Regia di Stephen Frears vedi scheda film
Negli ultimi dieci anni, il talento di Stephen Frears si è sgrovigliato in almeno due filoni/generi: accanto alla commedia, il biopic ha assunto un ruolo abbastanza determinante nel suo definitivo consolidamento nel cinema d’autore con una dimensione anche commerciale. Se Lady Henderson presenta rappresenta una saporita contaminazione delle due inclinazioni, The Queen e Philomena, pur raccontando due vicende drammatiche, non dimenticano la tendenza brillante del regista. Ora, The Program, che mette in scena ascesa e caduta di Lance Armstrong, sette volte vincitore dopato del Tour de France, ha tre grossi problemi. Uno: un punto di vista che pare ricalcare quello di una inchiesta giornalistica senza il carisma che si pretenderebbe da una trasposizione fiction. Due: l’assoluta mancanza di ironia nel ritratto nemmeno inquietante di un imprenditore di se stesso tra la mitomania e il delirio di onnipotenza, a cui Ben Forster offre un’interpretazione mimetica (al suo fianco, uno stuolo di macchiette).

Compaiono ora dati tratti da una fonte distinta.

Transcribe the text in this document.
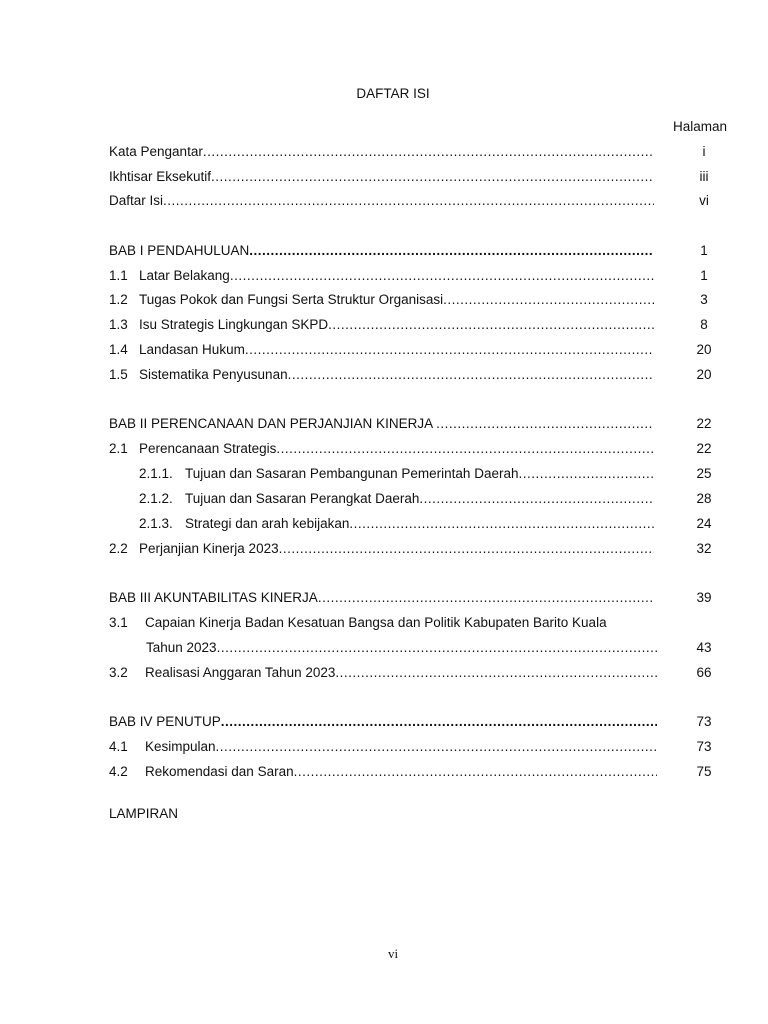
DAFTAR ISI
Halaman
Kata Pengantar .....	i
Ikhtisar Eksekutif .....	iii
Daftar Isi .....	vi
BAB I PENDAHULUAN .....	1
1.1 Latar Belakang .....	1
1.2 Tugas Pokok dan Fungsi Serta Struktur Organisasi .....	3
1.3 Isu Strategis Lingkungan SKPD .....	8
1.4 Landasan Hukum .....	20
1.5 Sistematika Penyusunan .....	20
BAB II PERENCANAAN DAN PERJANJIAN KINERJA .....	22
2.1 Perencanaan Strategis .....	22
2.1.1. Tujuan dan Sasaran Pembangunan Pemerintah Daerah .....	25
2.1.2. Tujuan dan Sasaran Perangkat Daerah .....	28
2.1.3. Strategi dan arah kebijakan .....	24
2.2 Perjanjian Kinerja 2023 .....	32
BAB III AKUNTABILITAS KINERJA .....	39
3.1 Capaian Kinerja Badan Kesatuan Bangsa dan Politik Kabupaten Barito Kuala
Tahun 2023 .....	43
3.2 Realisasi Anggaran Tahun 2023 .....	66
BAB IV PENUTUP .....	73
4.1 Kesimpulan .....	73
4.2 Rekomendasi dan Saran .....	75
LAMPIRAN
vi
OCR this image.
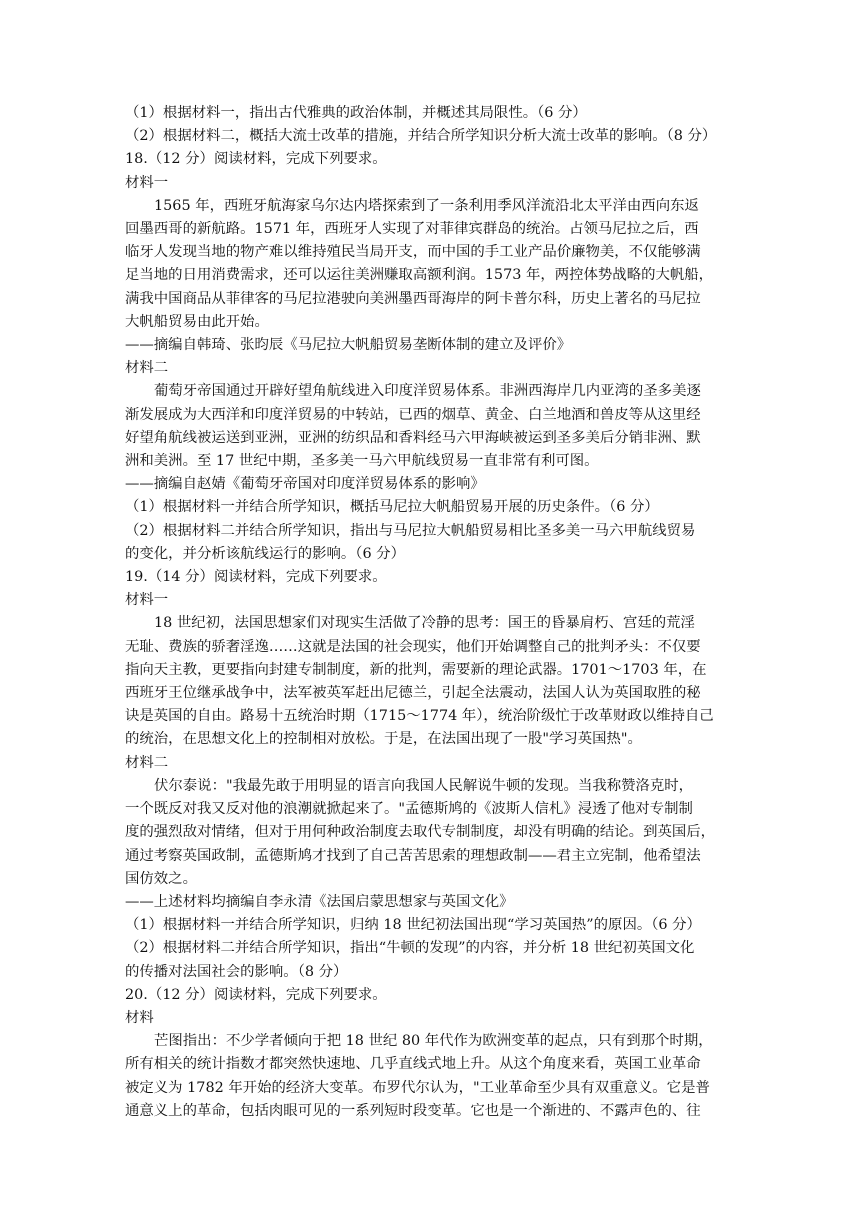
（1）根据材料一，指出古代雅典的政治体制，并概述其局限性。（6 分）
（2）根据材料二，概括大流士改革的措施，并结合所学知识分析大流士改革的影响。（8 分）
18.（12 分）阅读材料，完成下列要求。
材料一
1565 年，西班牙航海家乌尔达内塔探索到了一条利用季风洋流沿北太平洋由西向东返
回墨西哥的新航路。1571 年，西班牙人实现了对菲律宾群岛的统治。占领马尼拉之后，西
临牙人发现当地的物产难以维持殖民当局开支，而中国的手工业产品价廉物美，不仅能够满
足当地的日用消费需求，还可以运往美洲赚取高额利润。1573 年，两控体势战略的大帆船，
满我中国商品从菲律客的马尼拉港驶向美洲墨西哥海岸的阿卡普尔科，历史上著名的马尼拉
大帆船贸易由此开始。
——摘编自韩琦、张昀辰《马尼拉大帆船贸易垄断体制的建立及评价》
材料二
葡萄牙帝国通过开辟好望角航线进入印度洋贸易体系。非洲西海岸几内亚湾的圣多美逐
渐发展成为大西洋和印度洋贸易的中转站，已西的烟草、黄金、白兰地酒和兽皮等从这里经
好望角航线被运送到亚洲，亚洲的纺织品和香料经马六甲海峡被运到圣多美后分销非洲、默
洲和美洲。至 17 世纪中期，圣多美一马六甲航线贸易一直非常有利可图。
——摘编自赵婧《葡萄牙帝国对印度洋贸易体系的影响》
（1）根据材料一并结合所学知识，概括马尼拉大帆船贸易开展的历史条件。（6 分）
（2）根据材料二并结合所学知识，指出与马尼拉大帆船贸易相比圣多美一马六甲航线贸易
的变化，并分析该航线运行的影响。（6 分）
19.（14 分）阅读材料，完成下列要求。
材料一
18 世纪初，法国思想家们对现实生活做了冷静的思考：国王的昏暴肩朽、宫廷的荒淫
无耻、费族的骄奢淫逸……这就是法国的社会现实，他们开始调整自己的批判矛头：不仅要
指向天主教，更要指向封建专制制度，新的批判，需要新的理论武器。1701～1703 年，在
西班牙王位继承战争中，法军被英军赶出尼德兰，引起全法震动，法国人认为英国取胜的秘
诀是英国的自由。路易十五统治时期（1715～1774 年），统治阶级忙于改革财政以维持自己
的统治，在思想文化上的控制相对放松。于是，在法国出现了一股"学习英国热"。
材料二
伏尔泰说："我最先敢于用明显的语言向我国人民解说牛顿的发现。当我称赞洛克时，
一个既反对我又反对他的浪潮就掀起来了。"孟德斯鸠的《波斯人信札》浸透了他对专制制
度的强烈敌对情绪，但对于用何种政治制度去取代专制制度，却没有明确的结论。到英国后，
通过考察英国政制，孟德斯鸠才找到了自己苦苦思索的理想政制——君主立宪制，他希望法
国仿效之。
——上述材料均摘编自李永清《法国启蒙思想家与英国文化》
（1）根据材料一并结合所学知识，归纳 18 世纪初法国出现“学习英国热”的原因。（6 分）
（2）根据材料二并结合所学知识，指出“牛顿的发现”的内容，并分析 18 世纪初英国文化
的传播对法国社会的影响。（8 分）
20.（12 分）阅读材料，完成下列要求。
材料
芒图指出：不少学者倾向于把 18 世纪 80 年代作为欧洲变革的起点，只有到那个时期，
所有相关的统计指数才都突然快速地、几乎直线式地上升。从这个角度来看，英国工业革命
被定义为 1782 年开始的经济大变革。布罗代尔认为，"工业革命至少具有双重意义。它是普
通意义上的革命，包括肉眼可见的一系列短时段变革。它也是一个渐进的、不露声色的、往
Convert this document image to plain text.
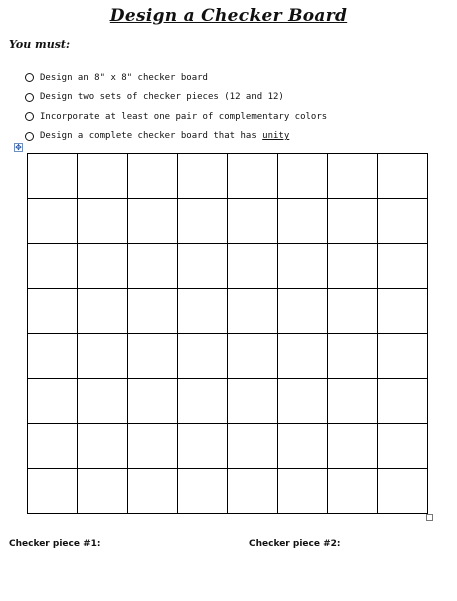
Design a Checker Board
You must:
Design an 8" x 8" checker board
Design two sets of checker pieces (12 and 12)
Incorporate at least one pair of complementary colors
Design a complete checker board that has unity
✥

Checker piece #1:	Checker piece #2:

Tre: la mancanza di una visione problematica (perché il bravo Frears si limita a qualche sguardo diagonale senza andare al di là dell’illustrazione della sceneggiatura?), di uno sviluppo convincente di almeno uno dei temi in ballo (perché non incidere sull’ambiguità e sulla consapevolezza di Armstrong del suo essere “icona” favorendo invece la facilissima strada di un’opportunistica ambizione?), di una reale ragione d’esistere (perché sprecare così sciattamente la possibilità di mettere in scena un grande racconto sulla frode per il potere e sulla brama di potere in quanto potere?). Sperando che Frears, qui purtroppo così affannato, torni ai suoi consueti buonissimi livelli, ci si chiede comunque cosa sarebbe potuto essere un film del genere nelle mani di Bennett Miller, il più grande autore di cinema biografico in circolazione.